World Cancer Day is an international day marked on February 4, to raise awareness of cancer and to encourage its prevention, detection, and treatment it is led by the Union for International Cancer Control (UICC).
Cancer is the second-leading cause of death in the world (the first being heart disease) and statistics show that in 2018, about 700,000 people died from cancer in Africa alone, in countries including Nigeria, Ghana, Togo, Sierra Leone, South Africa and Ethiopia.
Folio.ng decided to mark this World Cancer Day by sharing Toritseju Olaitan’s story, a Human Resources Manager whose husband Dapo fought a 4-year battle with cancer until he passed. Toritseju and Dapo were married for 11 years.
She says, “In 2013, the Doctors had diagnosed Neuroendocrine Cancer in the pancreas – it was slow-growing cancer which could stay undetected until it was too late”
“A few months later, in May, when the medical team was not making headway with the chemotherapy they decided to explore surgery (if a surgeon could agree) they wanted to try something called a Whipple Surgery and the risks were extremely high. In addition, they would need to reconstruct the major vein and artery the tumor was resting on because there was no way to go around them. After thinking, praying about it and researching the scary procedure for some days, Dapo decided to take the risk and go under the knife. For the first time after the initial sojourn in 2012, he started talking about the possibility of death”

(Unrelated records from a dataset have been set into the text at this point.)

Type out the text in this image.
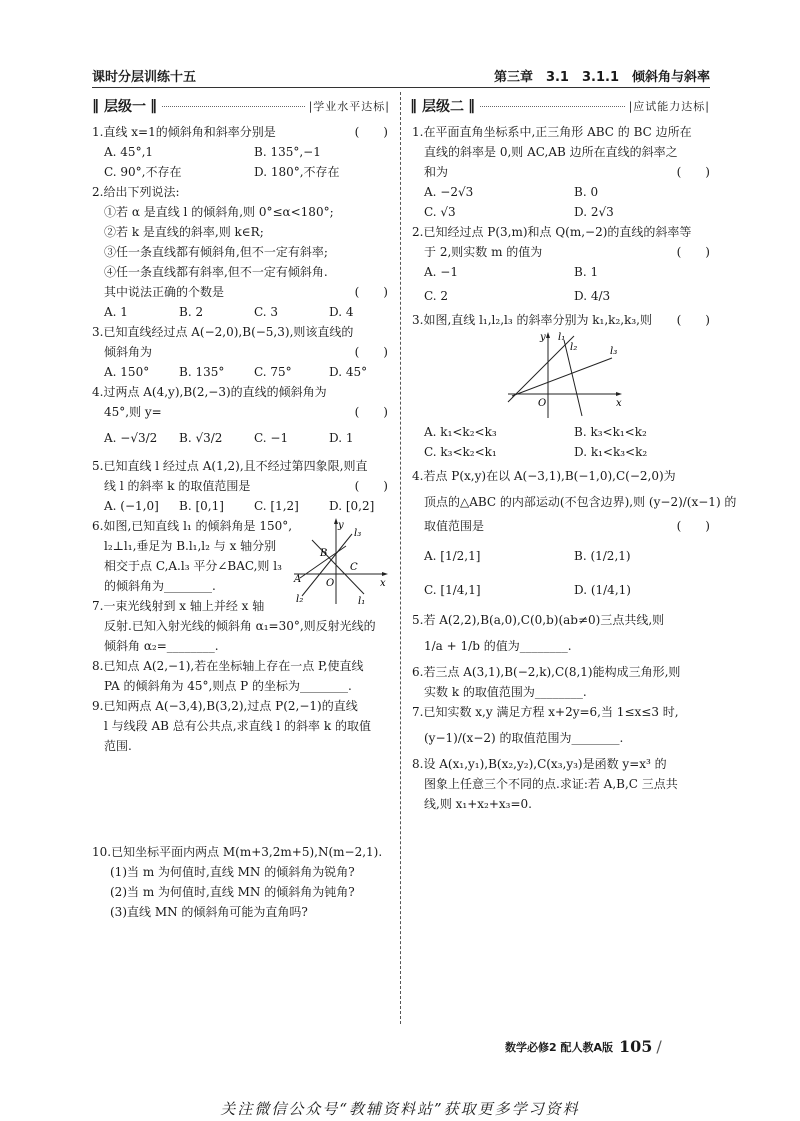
课时分层训练十五	第三章　3.1　3.1.1　倾斜角与斜率
‖ 层级一 ‖	|学业水平达标| ‖ 层级二 ‖	|应试能力达标|

1.直线 x=1的倾斜角和斜率分别是	(　　)
A. 45°,1	B. 135°,−1
C. 90°,不存在	D. 180°,不存在

2.给出下列说法:

①若 α 是直线 l 的倾斜角,则 0°≤α<180°;

②若 k 是直线的斜率,则 k∈R;

③任一条直线都有倾斜角,但不一定有斜率;

④任一条直线都有斜率,但不一定有倾斜角.

其中说法正确的个数是	(　　)
A. 1	B. 2	C. 3	D. 4

3.已知直线经过点 A(−2,0),B(−5,3),则该直线的

倾斜角为	(　　)
A. 150°	B. 135°	C. 75°	D. 45°

4.过两点 A(4,y),B(2,−3)的直线的倾斜角为

45°,则 y=	(　　)
A. −√3/2	B. √3/2	C. −1	D. 1

5.已知直线 l 经过点 A(1,2),且不经过第四象限,则直

线 l 的斜率 k 的取值范围是	(　　)
A. (−1,0]	B. [0,1]	C. [1,2]	D. [0,2]

6.如图,已知直线 l₁ 的倾斜角是 150°,

l₂⊥l₁,垂足为 B.l₁,l₂ 与 x 轴分别

相交于点 C,A.l₃ 平分∠BAC,则 l₃

的倾斜角为________.

y
x
O
B
C
A
l₃
l₁
l₂

7.一束光线射到 x 轴上并经 x 轴

反射.已知入射光线的倾斜角 α₁=30°,则反射光线的

倾斜角 α₂=________.

8.已知点 A(2,−1),若在坐标轴上存在一点 P,使直线

PA 的倾斜角为 45°,则点 P 的坐标为________.

9.已知两点 A(−3,4),B(3,2),过点 P(2,−1)的直线

l 与线段 AB 总有公共点,求直线 l 的斜率 k 的取值

范围.

10.已知坐标平面内两点 M(m+3,2m+5),N(m−2,1).

(1)当 m 为何值时,直线 MN 的倾斜角为锐角?

(2)当 m 为何值时,直线 MN 的倾斜角为钝角?

(3)直线 MN 的倾斜角可能为直角吗?

1.在平面直角坐标系中,正三角形 ABC 的 BC 边所在

直线的斜率是 0,则 AC,AB 边所在直线的斜率之

和为	(　　)
A. −2√3	B. 0
C. √3	D. 2√3

2.已知经过点 P(3,m)和点 Q(m,−2)的直线的斜率等

于 2,则实数 m 的值为	(　　)
A. −1	B. 1
C. 2	D. 4/3

3.如图,直线 l₁,l₂,l₃ 的斜率分别为 k₁,k₂,k₃,则	(　　)
y
x
O
l₁
l₂	l₃
A. k₁<k₂<k₃	B. k₃<k₁<k₂
C. k₃<k₂<k₁	D. k₁<k₃<k₂

4.若点 P(x,y)在以 A(−3,1),B(−1,0),C(−2,0)为

顶点的△ABC 的内部运动(不包含边界),则 (y−2)/(x−1) 的

取值范围是	(　　)
A. [1/2,1]	B. (1/2,1)
C. [1/4,1]	D. (1/4,1)

5.若 A(2,2),B(a,0),C(0,b)(ab≠0)三点共线,则

1/a + 1/b 的值为________.

6.若三点 A(3,1),B(−2,k),C(8,1)能构成三角形,则

实数 k 的取值范围为________.

7.已知实数 x,y 满足方程 x+2y=6,当 1≤x≤3 时,

(y−1)/(x−2) 的取值范围为________.

8.设 A(x₁,y₁),B(x₂,y₂),C(x₃,y₃)是函数 y=x³ 的

图象上任意三个不同的点.求证:若 A,B,C 三点共

线,则 x₁+x₂+x₃=0.

数学必修2 配人教A版 105 /
关注微信公众号“教辅资料站”获取更多学习资料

Toritseju talks about her husband in fond ways, recounting how she marked Valentine’s day and even their anniversary, postpartum on Dear Dapo, a blog dedicated to her late husband, containing series like The Freshly Bereaved, The Absent Lover, etc. Dear Dapo draws the reader in and takes the reader on the roller-coaster journey of cancer and cancer treatments.
Smoking, drinking, excessive exposure to sunlight, lack of exercise, and unhealthy diets have been linked to several forms of cancer but on a brighter note, statistics in recent times have shown that survival rates are improving as a result of technological advancements in the medical field.